Michael: PayPal has worked out great for us. Our account representative is very helpful and actually will call to check in with us to see if we have any questions or if they can be of assistance. We are actually starting to work with integrating the PayPal-X API for both initial and reoccurring payments.

You recently acquired FriendsCall.Me. How did that come about?

Michael: was a side project of the owner of the social media site He didn't have the time to focus on the project and we were interested in some of his technology. He reached out to us and we felt it would be a good move.

You've relatively recently moved into office space and you have 27 employees. Who was your first hire and what warranted it? What event made you decide on leasing office space?

Barry: We've hired (and fired) quite a few employees over the course of the past year.
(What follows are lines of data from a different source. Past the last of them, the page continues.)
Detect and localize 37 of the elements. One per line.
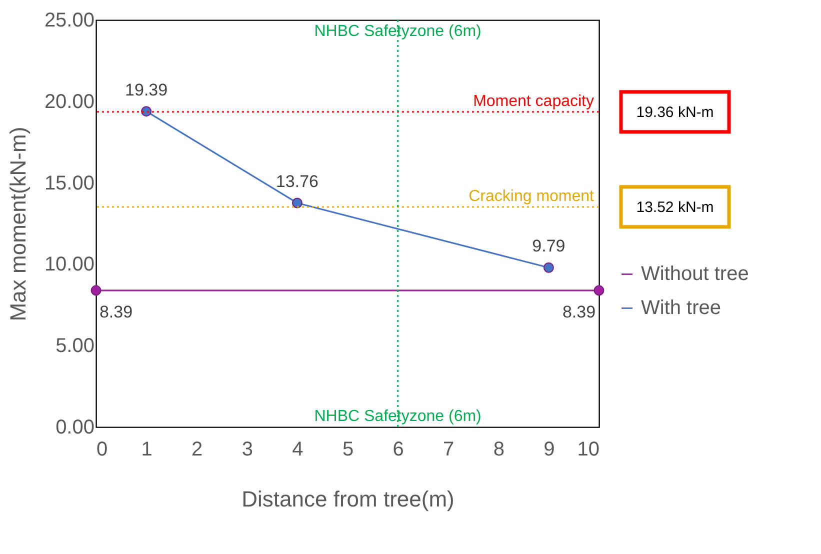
- x-tick-label: 9: [544, 438, 555, 460]
- data-label: 13.76: [276, 172, 318, 191]
- x-tick-label: 4: [292, 438, 304, 460]
- y-axis-title: Max moment(kN-m): [5, 126, 30, 322]
- ref-line-label: Cracking moment: [468, 188, 595, 205]
- point: [594, 285, 604, 296]
- ref-line-label: Moment capacity: [473, 92, 594, 110]
- text: NHBC Safetyzone (6m): [314, 408, 482, 425]
- y-tick-label: 20.00: [44, 90, 94, 113]
- data-label: 9.79: [532, 236, 566, 256]
- legend-label: With tree: [641, 297, 722, 320]
- y-tick-label: 5.00: [56, 335, 94, 358]
- text: 19.36 kN-m: [636, 104, 714, 121]
- data-label: 19.39: [125, 80, 168, 100]
- x-tick-label: 6: [392, 438, 404, 460]
- data-label: 8.39: [562, 302, 596, 322]
- x-axis-title: Distance from tree(m): [242, 486, 454, 512]
- x-tick-label: 0: [96, 438, 108, 460]
- x-tick-label: 2: [192, 438, 203, 460]
- x-tick-label: 10: [577, 438, 600, 460]
- point: [90, 285, 102, 296]
- data-label: 8.39: [99, 302, 133, 322]
- x-tick-label: 5: [342, 438, 354, 460]
- x-tick-label: 1: [141, 438, 152, 460]
- y-tick-label: 25.00: [44, 10, 94, 32]
- legend-label: Without tree: [641, 263, 749, 286]
- y-tick-label: 15.00: [44, 172, 94, 194]
- y-tick-label: 0.00: [56, 416, 94, 438]
- point: [543, 262, 554, 273]
- y-tick-label: 10.00: [44, 254, 94, 276]
- point: [141, 106, 152, 117]
- x-tick-label: 7: [443, 438, 454, 460]
- x-tick-label: 3: [242, 438, 253, 460]
- ref-line-label: NHBC Safetyzone (6m): [314, 23, 482, 40]
- text: 13.52 kN-m: [636, 198, 714, 216]
- point: [292, 198, 302, 208]
- x-tick-label: 8: [493, 438, 504, 460]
From the beginning we realized we would need a sizable office staff to handle the demand. We knew we were dealing with sensitive information (passwords, etc.), so there was simply no way any of this work could be outsourced to offshore labor. You simply can't trust it, and we knew the large clients we work for would not stand for it. We developed a secure method with our lawyers to vet and restrict any local employees we hired to ensure having them create profiles with this data would not be a legal liability. I am proud to say we are now trusted by some of the biggest names in the Fortune 100 to work with their Social Media departments.

Are you currently seeking funding? Do you plan on continuing to build and scale based on revenue, or do you foresee the need to get a round of funding to push to the next level?

Michael: We have never really needed a reason to seek funding. Our company usually gets two or three contacts a month from VC firms that are interested in what we are doing and want to speak with us about possibly funding the project, but it's something that we don't need. We have always wanted to own our business and run it our way, not answering to someone who has given us cash in exchange for equity.

Tell me briefly about your advisors and how they became a part of your business.

Barry: All of our advisors are people we knew and respected and wanted to be part of our team. Paige Craig knows how to run a startup; Brian Solis knows how to engage with publicity and social media, and Robert Siciliano is an expert in both traditional and Social Media Identity Theft. These seemed like a natural fit to work with us and help grow the company.

Are you looking for a big exit (buyout, etc)? Or is this something you want to continue to build on for the long run?

Michael: Right now we are staying focused on building the best company possible. If a buyout or exit opportunity ever presents itself we will worry about it then. Until that day happens we want to take this company to the highest level possible and so far we feel we are on that track.


Thanks to Michael and Barry for the interview, and for taking the time to discuss your business with me and share your experience with our readers.